What ultimately happens to the guy with the broken leg? The man whose leg is broken by the negligence of another is one of the simple but effective hypothetical examples used by Robert D. Cooter and Ariel Porat in their book GETTING INCENTIVES RIGHT: IMPROVING TORTS, CONTRACTS, AND RESTITUTION. While the example is theirs, the question is mine, and the answer goes to the heart of the book, the authors’ purpose, and the implications of their argument.

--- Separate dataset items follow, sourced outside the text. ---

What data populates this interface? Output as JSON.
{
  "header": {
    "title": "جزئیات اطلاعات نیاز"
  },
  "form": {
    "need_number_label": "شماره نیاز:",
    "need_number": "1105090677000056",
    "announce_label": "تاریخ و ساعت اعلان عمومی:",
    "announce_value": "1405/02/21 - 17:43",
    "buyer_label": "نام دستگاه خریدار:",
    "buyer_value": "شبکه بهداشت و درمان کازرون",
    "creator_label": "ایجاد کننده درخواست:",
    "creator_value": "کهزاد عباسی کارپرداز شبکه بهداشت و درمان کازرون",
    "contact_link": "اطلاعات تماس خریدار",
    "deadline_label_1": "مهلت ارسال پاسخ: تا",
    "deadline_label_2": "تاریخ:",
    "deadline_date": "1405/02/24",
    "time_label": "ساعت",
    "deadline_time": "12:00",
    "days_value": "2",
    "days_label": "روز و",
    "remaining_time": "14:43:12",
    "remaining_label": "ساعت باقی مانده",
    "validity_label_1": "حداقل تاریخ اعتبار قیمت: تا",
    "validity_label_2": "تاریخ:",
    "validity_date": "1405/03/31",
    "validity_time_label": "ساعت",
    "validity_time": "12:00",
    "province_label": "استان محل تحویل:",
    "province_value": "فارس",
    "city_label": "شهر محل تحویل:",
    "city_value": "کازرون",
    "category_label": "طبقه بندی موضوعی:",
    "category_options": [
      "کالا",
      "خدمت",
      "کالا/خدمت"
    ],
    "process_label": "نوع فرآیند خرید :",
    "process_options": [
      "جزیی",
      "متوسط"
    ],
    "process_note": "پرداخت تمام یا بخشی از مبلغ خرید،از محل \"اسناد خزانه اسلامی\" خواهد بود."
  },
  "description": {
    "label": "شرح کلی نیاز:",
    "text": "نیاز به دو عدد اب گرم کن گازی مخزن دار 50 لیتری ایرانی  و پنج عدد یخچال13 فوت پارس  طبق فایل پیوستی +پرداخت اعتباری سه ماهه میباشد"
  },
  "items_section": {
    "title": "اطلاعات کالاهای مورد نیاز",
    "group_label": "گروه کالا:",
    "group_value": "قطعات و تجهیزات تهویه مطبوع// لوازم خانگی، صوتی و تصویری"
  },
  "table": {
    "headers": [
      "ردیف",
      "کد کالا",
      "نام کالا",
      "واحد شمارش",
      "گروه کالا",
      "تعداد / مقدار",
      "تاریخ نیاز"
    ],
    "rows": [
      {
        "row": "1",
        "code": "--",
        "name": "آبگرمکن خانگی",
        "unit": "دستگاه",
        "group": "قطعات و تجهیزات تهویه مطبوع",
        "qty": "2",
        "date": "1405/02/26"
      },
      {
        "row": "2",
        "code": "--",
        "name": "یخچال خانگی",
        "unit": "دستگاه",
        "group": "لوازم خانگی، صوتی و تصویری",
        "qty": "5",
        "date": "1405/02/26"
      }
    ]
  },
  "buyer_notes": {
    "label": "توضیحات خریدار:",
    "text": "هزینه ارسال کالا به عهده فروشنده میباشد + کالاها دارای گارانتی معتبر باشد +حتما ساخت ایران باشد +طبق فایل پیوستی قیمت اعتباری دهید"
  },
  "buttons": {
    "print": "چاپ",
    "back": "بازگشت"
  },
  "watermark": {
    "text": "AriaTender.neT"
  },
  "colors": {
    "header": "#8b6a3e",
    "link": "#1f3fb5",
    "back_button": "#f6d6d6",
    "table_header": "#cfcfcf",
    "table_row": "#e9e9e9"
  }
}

INCENTIVES is a book of theory and synthesis. It is lucidly written, well organized, and concise – just a little over 200 pages of text. It has a clear, straightforward thesis first stated in the very opening sentence “Law should promote the wellbeing of people” (p.1). It is restated in a bit more detail at the end of the Introduction where the authors’ purpose is partially seen: “THIS BOOK HAS THREE MAIN CLAIMS: misalignments in tort law should be removed; in contract law, promisee’s incentives should be improved; and the law should recognize some right of compensation for those who produce unrequested benefits. All three claims could be summarized in one short sentence: private law could, and should, promote social welfare better. To substantiate these three claims, we take the reader on a tour of economic analysis in private law” (p.12, emphasis in original). As influential scholars in the field of law and economics, Cooter and Porat are more than appropriate tour guides.

In the full sense of the term, INCENTIVES is also a provocative work. It is challenging, stimulating, and – depending on one’s take on law and economics and its underpinnings – capable of invoking anger or excitement. Provocative because more than just the promised tour – this is no mere sightseeing tour – Cooter and Porat’s purpose is to lead us to a particular destination. They want to persuade us of the need for what in many respects is a fundamental rethinking of some of the basic tenets of private law and the operation of the civil justice system, a rethinking driven by ideas drawn from the law and economics literature (especially their own contributions to that literature). Underlying this is a more general theme pointing, perhaps, to the ultimate destination – a more minimal state. There is more than a dash of libertarianism here.

For Cooter and Porat the key to law better serving social welfare is to be found in more efficient legal rules. Inefficient rules, they argue, lead to misalignments in incentive structures for actors. Misalignments arise because of the ways in which legal rules handle, on [*395] the one hand, risk, cost, harms or losses, and compensation, and how they handle benefits on the other. Actors (those who may become defendants in tort or contract matters) may over-invest in precautions or be over-deterred by legal rules that do not adequately and appropriately take ALL key factors involved into consideration. Cooter and Porat summarize all key factors as net harm: “The net harm equals the actual harm minus the benefits to others” (p.12). Ignoring net harm may make socially beneficial actions more expensive than they need to be or may even make their cost prohibitive. One example for Cooter and Porat is the claim by some “that high damages for tort liability in the U.S. cause too few doctors to specialize in obstetrics” (p.167). (Although not a book on the issues surrounding medical malpractice, it is a recurring interest and source of hypothetical examples in INCENTIVES.)